Al principio --aunque no lo sorprendió porque se lo esperaba-- le molestó un poco el nuevo aspecto, más al día, del local.
Pero no ha hecho mayor cuestión del asunto.
Habiendo una mesa junto a la ventana le basta.
Aunque sea más pequeña, más inestable, menos apta para escribir en ella sin derramar con el movimiento de la mano el té que en el precario equilibrio de la taza se agita como una tormenta en miniatura.
--Qué se puede hacer, salvo quejarse-- comenta don Baruj--, contra los cambios que el público prefiere.
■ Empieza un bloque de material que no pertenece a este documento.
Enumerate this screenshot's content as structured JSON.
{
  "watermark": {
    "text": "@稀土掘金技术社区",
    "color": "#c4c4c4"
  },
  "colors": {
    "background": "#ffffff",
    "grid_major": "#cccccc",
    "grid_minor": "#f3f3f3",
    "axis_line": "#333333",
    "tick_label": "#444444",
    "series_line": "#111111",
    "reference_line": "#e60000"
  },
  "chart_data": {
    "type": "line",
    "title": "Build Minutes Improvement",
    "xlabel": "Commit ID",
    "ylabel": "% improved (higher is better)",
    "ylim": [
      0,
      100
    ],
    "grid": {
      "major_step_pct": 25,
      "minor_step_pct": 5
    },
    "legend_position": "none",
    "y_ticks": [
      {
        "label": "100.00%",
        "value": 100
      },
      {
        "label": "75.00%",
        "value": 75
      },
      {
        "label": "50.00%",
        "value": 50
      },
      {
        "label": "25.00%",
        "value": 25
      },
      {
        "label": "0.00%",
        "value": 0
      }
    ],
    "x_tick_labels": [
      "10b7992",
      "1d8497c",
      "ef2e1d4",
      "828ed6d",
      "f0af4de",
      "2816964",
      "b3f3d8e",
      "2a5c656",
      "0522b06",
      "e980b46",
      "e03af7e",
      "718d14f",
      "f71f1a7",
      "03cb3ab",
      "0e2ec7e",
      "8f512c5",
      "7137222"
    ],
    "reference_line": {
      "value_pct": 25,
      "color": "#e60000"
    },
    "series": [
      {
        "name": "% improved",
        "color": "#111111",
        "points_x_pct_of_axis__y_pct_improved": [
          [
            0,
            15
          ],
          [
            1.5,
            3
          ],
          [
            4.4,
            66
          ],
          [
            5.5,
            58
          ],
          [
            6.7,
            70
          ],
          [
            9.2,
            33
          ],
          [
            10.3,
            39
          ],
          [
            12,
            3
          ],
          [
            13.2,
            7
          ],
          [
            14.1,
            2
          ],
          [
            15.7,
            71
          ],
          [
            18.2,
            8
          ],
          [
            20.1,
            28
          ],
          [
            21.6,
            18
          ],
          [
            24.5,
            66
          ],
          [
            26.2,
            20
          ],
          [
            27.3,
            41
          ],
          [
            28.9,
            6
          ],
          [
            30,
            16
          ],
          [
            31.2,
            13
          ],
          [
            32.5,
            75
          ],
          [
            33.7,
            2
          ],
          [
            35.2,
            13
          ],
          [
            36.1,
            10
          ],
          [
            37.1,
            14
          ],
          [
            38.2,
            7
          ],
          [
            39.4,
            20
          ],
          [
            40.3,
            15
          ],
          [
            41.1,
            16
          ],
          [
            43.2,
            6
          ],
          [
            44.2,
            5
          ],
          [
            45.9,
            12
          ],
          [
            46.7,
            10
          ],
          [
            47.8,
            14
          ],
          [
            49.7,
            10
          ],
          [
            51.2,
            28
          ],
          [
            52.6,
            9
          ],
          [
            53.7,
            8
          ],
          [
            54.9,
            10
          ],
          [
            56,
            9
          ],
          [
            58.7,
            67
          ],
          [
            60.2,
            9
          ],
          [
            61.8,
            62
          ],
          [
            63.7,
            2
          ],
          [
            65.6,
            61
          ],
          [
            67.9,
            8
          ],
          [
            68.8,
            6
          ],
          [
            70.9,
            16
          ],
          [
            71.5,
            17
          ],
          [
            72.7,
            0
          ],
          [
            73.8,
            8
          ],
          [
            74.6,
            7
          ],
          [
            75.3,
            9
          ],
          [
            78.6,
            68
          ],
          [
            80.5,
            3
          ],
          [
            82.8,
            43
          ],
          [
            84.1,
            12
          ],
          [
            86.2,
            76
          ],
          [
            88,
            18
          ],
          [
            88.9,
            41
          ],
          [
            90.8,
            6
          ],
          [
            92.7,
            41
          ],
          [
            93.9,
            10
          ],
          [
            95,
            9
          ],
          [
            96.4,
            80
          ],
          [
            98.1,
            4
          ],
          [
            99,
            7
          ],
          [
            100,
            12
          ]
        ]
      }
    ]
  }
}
Porque hubo que remozar el viejo café que iba perdiendo clientes.

Y como nos debió ver la cara de sorpresa con que lo miramos, siguió hablando.
--Que las echemos de menos es natural. Y basta. El mundo, desde el más inmediato hasta la totalidad del globo ya no es el nuestro: no nos pertenece ni nosotros pertenecemos al mismo.
Ante la objeción de un cliente no tan viejo como él, don Baruj insistió, exagerando.
--La nuestra --dijo como con desprecio-- es vida de allegados y como tales debemos comportarnos, sin esperar mucho de nadie y un tanto despreocupadamente y sin afanes.